We set out to understand whether LLMs’ apparent ability to detect injected concepts is robust, and what mechanisms underlie this behavior. We asked whether the phenomenon could be explained by shallow confounds, or whether it involves richer, genuine anomaly detection mechanisms. Our findings support the latter interpretation. We find that introspective capability is behaviorally robust across multiple settings and appears to rely on distributed, multi-stage nonlinear computation. Specifically, we trace a causal pathway from steering perturbation to the detection decision: injected concepts activate evidence carriers in early post-injection layers, which suppress late-layer gate features that otherwise promote the default “No” response. This circuit is absent in the base model but robust to refusal direction ablation, suggesting it is developed during post-training independently of refusal mechanisms. Post-training ablations pinpoint contrastive preference training (e.g., DPO) as the critical stage. Moreover, introspective capability in LLMs appears to be underelicited by default; ablating refusal directions and learned bias vectors substantially improve performance.

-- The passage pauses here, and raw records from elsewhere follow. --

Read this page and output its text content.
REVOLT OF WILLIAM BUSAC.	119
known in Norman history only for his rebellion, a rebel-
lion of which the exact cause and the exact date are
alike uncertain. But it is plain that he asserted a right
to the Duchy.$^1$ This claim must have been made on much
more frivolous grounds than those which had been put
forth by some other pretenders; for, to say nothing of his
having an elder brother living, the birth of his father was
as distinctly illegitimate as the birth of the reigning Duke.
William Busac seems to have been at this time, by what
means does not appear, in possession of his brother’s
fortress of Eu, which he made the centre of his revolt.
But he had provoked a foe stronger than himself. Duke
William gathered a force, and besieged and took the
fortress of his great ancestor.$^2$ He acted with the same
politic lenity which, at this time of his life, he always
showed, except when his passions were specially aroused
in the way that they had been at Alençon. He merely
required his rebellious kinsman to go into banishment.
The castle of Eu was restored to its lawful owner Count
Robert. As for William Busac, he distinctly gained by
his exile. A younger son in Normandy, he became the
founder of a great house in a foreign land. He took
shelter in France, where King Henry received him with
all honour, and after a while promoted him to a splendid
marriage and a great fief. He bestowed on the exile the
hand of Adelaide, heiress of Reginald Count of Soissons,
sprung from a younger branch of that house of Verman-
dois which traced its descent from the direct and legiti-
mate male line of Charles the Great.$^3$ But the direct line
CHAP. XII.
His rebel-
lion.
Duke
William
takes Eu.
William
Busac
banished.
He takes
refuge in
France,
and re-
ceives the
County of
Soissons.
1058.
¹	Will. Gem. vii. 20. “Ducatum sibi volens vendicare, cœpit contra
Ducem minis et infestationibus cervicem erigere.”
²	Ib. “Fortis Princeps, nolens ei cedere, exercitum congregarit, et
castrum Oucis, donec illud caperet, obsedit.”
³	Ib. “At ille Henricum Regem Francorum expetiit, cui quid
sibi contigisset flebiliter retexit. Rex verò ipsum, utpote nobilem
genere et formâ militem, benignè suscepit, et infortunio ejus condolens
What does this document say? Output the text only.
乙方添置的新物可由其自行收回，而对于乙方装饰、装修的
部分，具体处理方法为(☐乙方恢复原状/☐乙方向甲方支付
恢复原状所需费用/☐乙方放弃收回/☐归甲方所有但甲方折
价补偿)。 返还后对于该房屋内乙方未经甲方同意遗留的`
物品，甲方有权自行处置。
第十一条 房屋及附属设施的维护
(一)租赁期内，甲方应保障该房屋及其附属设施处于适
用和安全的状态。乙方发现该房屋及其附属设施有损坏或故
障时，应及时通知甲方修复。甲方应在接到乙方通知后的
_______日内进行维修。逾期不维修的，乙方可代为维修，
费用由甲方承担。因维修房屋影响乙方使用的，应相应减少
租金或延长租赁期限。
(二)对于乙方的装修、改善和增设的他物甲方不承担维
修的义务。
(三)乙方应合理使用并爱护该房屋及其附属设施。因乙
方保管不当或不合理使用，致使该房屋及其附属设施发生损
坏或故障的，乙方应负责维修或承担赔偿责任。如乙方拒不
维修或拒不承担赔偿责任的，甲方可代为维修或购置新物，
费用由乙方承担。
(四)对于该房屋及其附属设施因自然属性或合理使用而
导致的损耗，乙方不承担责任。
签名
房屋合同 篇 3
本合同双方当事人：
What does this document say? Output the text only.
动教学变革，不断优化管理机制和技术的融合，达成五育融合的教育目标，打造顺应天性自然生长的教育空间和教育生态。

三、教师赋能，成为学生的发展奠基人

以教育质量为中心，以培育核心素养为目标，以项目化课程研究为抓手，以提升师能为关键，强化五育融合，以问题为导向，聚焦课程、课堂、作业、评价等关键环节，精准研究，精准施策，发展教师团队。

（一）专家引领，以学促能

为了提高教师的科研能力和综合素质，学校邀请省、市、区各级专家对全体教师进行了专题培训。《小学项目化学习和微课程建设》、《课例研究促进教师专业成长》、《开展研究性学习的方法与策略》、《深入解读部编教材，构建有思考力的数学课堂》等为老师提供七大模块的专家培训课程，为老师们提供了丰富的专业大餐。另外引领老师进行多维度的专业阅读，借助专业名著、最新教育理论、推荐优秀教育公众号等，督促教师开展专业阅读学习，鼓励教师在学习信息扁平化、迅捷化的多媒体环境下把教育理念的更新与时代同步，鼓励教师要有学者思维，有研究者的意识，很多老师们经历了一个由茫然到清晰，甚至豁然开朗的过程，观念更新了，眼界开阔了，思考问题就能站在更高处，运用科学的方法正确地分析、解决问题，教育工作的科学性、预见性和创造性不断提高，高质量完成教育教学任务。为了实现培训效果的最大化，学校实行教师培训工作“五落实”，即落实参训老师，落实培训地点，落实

Our findings are difficult to reconcile with the hypotheses that steering generically biases the model toward affirmative responses, or that the model reports detection simply as a pretext to discuss the injected concept. While it is difficult to distinguish simulated introspection from genuine introspection (and somewhat unclear how to define the distinction), the model’s behavior on this task appears mechanistically grounded in its internal states in a nontrivial way. Important caveats remain: in particular, the concept injection experiment is a highly artificial setting, and it is not clear whether the mechanisms involved in this behavior generalize to other introspection-related behaviors. Nonetheless, if this grounding generalizes, it opens the possibility of querying models directly about their internal states as a complement to external interpretability methods. At the same time, introspective awareness raises potential safety concerns, possibly enabling more sophisticated forms of strategic thinking or deception. Tracking the progression of introspective capabilities, and the mechanisms underlying them, will be important as AI models continue to advance.